Medication and therapy work well together. For moderate to severe depression, the combination tends to produce better outcomes than either one alone.

Online Therapy Is Just as Effective

If getting to an office feels like a barrier, video therapy produces the same results as in-person sessions. A study comparing matched groups of over 1,100 patients each found no significant differences in depression symptom reduction between in-person and telehealth treatment. Both groups also reported similar improvements in quality of life. The one notable difference: patients in more intensive remote programs tended to stay in treatment slightly longer, which may reflect the convenience factor keeping people engaged.

Most therapists now offer video sessions, and many therapy platforms connect you with licensed providers entirely online. This is especially useful if you live in a rural area, have mobility limitations, or simply find that leaving the house feels overwhelming right now. That last point matters. Depression itself makes it harder to seek help, so removing logistical barriers can make the difference between starting treatment and putting it off.

Paying for Treatment

Federal law requires most health insurance plans to cover mental health treatment on the same terms as physical health care. Under the Mental Health Parity and Addiction Equity Act, your copays, deductibles, and visit limits for therapy and psychiatry cannot be more restrictive than what your plan charges for medical or surgical care. Updated rules finalized in September 2024 strengthened these protections further, making it harder for insurers to impose hidden barriers on mental health access.

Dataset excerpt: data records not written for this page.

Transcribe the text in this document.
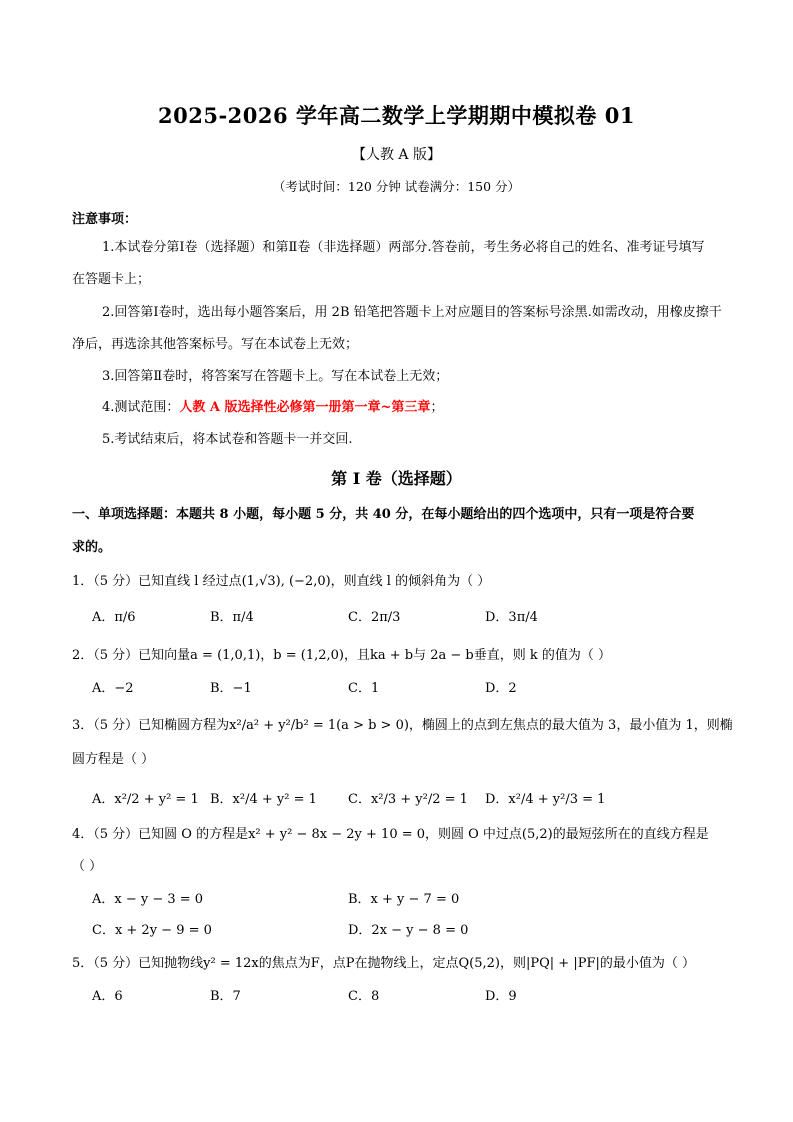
2025-2026 学年高二数学上学期期中模拟卷 01
【人教 A 版】
（考试时间：120 分钟 试卷满分：150 分）
注意事项：
1.本试卷分第Ⅰ卷（选择题）和第Ⅱ卷（非选择题）两部分.答卷前，考生务必将自己的姓名、准考证号填写
在答题卡上；
2.回答第Ⅰ卷时，选出每小题答案后，用 2B 铅笔把答题卡上对应题目的答案标号涂黑.如需改动，用橡皮擦干
净后，再选涂其他答案标号。写在本试卷上无效；
3.回答第Ⅱ卷时，将答案写在答题卡上。写在本试卷上无效；
4.测试范围：人教 A 版选择性必修第一册第一章~第三章；
5.考试结束后，将本试卷和答题卡一并交回.
第 I 卷（选择题）
一、单项选择题：本题共 8 小题，每小题 5 分，共 40 分，在每小题给出的四个选项中，只有一项是符合要
求的。
1．（5 分）已知直线 l 经过点(1,√3), (−2,0)，则直线 l 的倾斜角为（ ）
A．π/6	B．π/4	C．2π/3	D．3π/4
2．（5 分）已知向量a = (1,0,1)，b = (1,2,0)，且ka + b与 2a − b垂直，则 k 的值为（ ）
A．−2	B．−1	C．1	D．2
3．（5 分）已知椭圆方程为x²/a² + y²/b² = 1(a > b > 0)，椭圆上的点到左焦点的最大值为 3，最小值为 1，则椭
圆方程是（ ）
A．x²/2 + y² = 1 B．x²/4 + y² = 1 C．x²/3 + y²/2 = 1 D．x²/4 + y²/3 = 1
4．（5 分）已知圆 O 的方程是x² + y² − 8x − 2y + 10 = 0，则圆 O 中过点(5,2)的最短弦所在的直线方程是
（ ）
A．x − y − 3 = 0	B．x + y − 7 = 0
C．x + 2y − 9 = 0	D．2x − y − 8 = 0
5．（5 分）已知抛物线y² = 12x的焦点为F，点P在抛物线上，定点Q(5,2)，则|PQ| + |PF|的最小值为（ ）
A．6	B．7	C．8	D．9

If you have insurance, call the number on the back of your card and ask for a list of in-network therapists and psychiatrists. If you’re uninsured or underinsured, several options exist. Community mental health centers offer services on a sliding scale based on income. Many therapists in private practice also reserve a few sliding-scale spots. The Open Path Collective is a nonprofit network where sessions cost between $30 and $80. Training clinics at universities provide therapy from supervised graduate students at reduced rates, often $10 to $30 per session. SAMHSA’s helpline (1-800-662-4357) can help you locate affordable services in your area.

Peer Support as a Complement

Support groups don’t replace therapy, but they add something therapy can’t: connection with people who genuinely understand what you’re going through. The Depression and Bipolar Support Alliance (DBSA) runs free peer-led groups across the country, both in person and online. Research on DBSA participants found that greater attendance and active involvement were linked to better day-to-day functioning, less impairment from mental health symptoms, and higher life satisfaction. The more people engaged, the more they benefited.

NAMI (the National Alliance on Mental Illness) also offers free support groups and educational programs for both individuals and family members. These groups provide structure, accountability, and the simple relief of not having to explain yourself. You can find local meetings through DBSA.org and NAMI.org.

If the First Try Doesn’t Work

Depression treatment isn’t always straightforward. The first therapist might not be the right fit, and the first medication might not be the right one. This is normal, not a sign that you’re untreatable. A good therapist will check in regularly about whether the approach is working, and you should feel comfortable saying if it’s not. Switching therapists or trying a different therapy style is common and expected.

With medication, your doctor may need to adjust doses or try a different class entirely. Some people respond well to SSRIs, others do better with SNRIs or other options like bupropion. The process can feel slow when you’re already struggling, but most people do find a combination that helps. The single most important thing is to keep going. Depression tells you nothing will work. Treatment works precisely by proving that voice wrong.